I had to rearrange my living room to read and appreciate Anne Carson’s book Nox (see proof below). The book is an epitaph for her brother Michael.
It is an ahistorical history of the man, explained through translated description of ancient words in Greek, pieced together like the tattered letters and collage included in the book, a poetic memoir of personal memory, and deconstruction of the history of Herodotos:
“I wanted to fill my elegy with light of all kinds,” Carson writes. But much of the book is fixated on night, darkness, what she cannot know.
… death makes us stingy. There is nothing more to be depended on that, we think, he’s dead. Love cannot alter it. Words cannot add to it. No matter how I try to evoke the starry lad he was, it remains a plain, odd history. So I began to think about history.
And who was the man who fled the country and did not speak with, write, or contact the mother who so missed him, praying day and night, for years: a draft-dodger? a man who faced certain arrest for dealing drugs?) who traveled overseas, loved and lost, and upon reconnecting with his younger sister, had little to say.

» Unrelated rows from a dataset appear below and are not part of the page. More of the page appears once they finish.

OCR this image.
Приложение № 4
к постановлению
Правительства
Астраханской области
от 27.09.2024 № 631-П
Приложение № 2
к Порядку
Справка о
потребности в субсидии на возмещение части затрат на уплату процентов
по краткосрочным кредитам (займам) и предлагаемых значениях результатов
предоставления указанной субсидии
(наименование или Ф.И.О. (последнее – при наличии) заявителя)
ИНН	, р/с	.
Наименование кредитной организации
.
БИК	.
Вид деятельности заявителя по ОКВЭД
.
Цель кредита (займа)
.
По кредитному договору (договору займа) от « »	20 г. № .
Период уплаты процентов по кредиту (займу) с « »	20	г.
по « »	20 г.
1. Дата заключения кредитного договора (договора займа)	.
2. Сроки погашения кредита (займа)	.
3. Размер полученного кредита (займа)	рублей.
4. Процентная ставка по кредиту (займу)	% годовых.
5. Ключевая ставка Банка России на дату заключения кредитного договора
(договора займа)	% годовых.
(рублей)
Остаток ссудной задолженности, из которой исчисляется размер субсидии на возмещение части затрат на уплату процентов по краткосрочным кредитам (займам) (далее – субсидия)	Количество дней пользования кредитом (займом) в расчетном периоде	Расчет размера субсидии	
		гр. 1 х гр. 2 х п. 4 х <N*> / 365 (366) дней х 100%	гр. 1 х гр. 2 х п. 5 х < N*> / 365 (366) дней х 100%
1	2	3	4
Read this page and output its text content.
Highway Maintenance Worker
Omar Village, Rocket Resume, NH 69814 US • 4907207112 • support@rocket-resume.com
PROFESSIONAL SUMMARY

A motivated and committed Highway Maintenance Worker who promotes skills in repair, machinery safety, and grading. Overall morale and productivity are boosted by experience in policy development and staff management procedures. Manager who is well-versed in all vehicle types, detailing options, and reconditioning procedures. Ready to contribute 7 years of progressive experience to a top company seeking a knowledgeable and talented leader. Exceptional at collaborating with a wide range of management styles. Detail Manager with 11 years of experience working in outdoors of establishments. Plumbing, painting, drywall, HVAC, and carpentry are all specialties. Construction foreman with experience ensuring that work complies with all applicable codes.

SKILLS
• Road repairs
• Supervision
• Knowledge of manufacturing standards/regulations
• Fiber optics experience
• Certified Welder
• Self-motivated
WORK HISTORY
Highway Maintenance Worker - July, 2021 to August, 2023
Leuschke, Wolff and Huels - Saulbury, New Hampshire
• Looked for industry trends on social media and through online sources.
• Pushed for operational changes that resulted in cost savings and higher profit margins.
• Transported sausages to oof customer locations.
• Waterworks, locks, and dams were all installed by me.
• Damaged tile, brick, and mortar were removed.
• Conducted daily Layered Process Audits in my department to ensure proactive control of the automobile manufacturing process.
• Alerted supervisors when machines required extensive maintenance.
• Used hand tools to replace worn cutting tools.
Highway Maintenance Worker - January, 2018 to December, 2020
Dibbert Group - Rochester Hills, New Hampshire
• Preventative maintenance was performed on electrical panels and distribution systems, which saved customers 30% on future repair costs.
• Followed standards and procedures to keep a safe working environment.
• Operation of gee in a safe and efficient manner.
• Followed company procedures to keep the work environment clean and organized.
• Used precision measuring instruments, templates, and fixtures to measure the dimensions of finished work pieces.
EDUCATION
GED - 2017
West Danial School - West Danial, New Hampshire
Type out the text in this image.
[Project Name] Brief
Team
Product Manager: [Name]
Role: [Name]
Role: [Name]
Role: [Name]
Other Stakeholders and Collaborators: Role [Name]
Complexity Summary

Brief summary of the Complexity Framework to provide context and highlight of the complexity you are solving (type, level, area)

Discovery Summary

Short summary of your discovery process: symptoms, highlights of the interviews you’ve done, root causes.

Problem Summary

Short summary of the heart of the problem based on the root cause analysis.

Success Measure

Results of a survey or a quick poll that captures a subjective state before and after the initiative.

Carson’s writes with her usual, perplexing honesty, asking questions that unsettle and evoke more questions:
His voice was like his voice with something else crusted on it, black, dense – it lighted up for a moment…then went dark again. All the years and time that had passed over him came streaming into me, all that history. What is a voice?
The book is haunted and illuminated by a poem by Catullus, an elegy Carson explains he wrote and read for his brother who died in the Troad, a poem whose precise translation perpetually evades her. Like the illusive ancient poem, Carson gropes in the dark, prowling for her brother’s history to understand it, translate it, to turn on the light.
The book is best described as perpetuum, both in its construct, design, and figurative essence. Carson defines perpetuum, among the many other descriptions she includes, as “having an unbroken extent or expanse, continuous in space… the whole of anything measured from end to end….” Whatever else it is, Nox certainly is a measured and moving epitaph.
Anne Carson, Nox. New Directions: New York. 2010.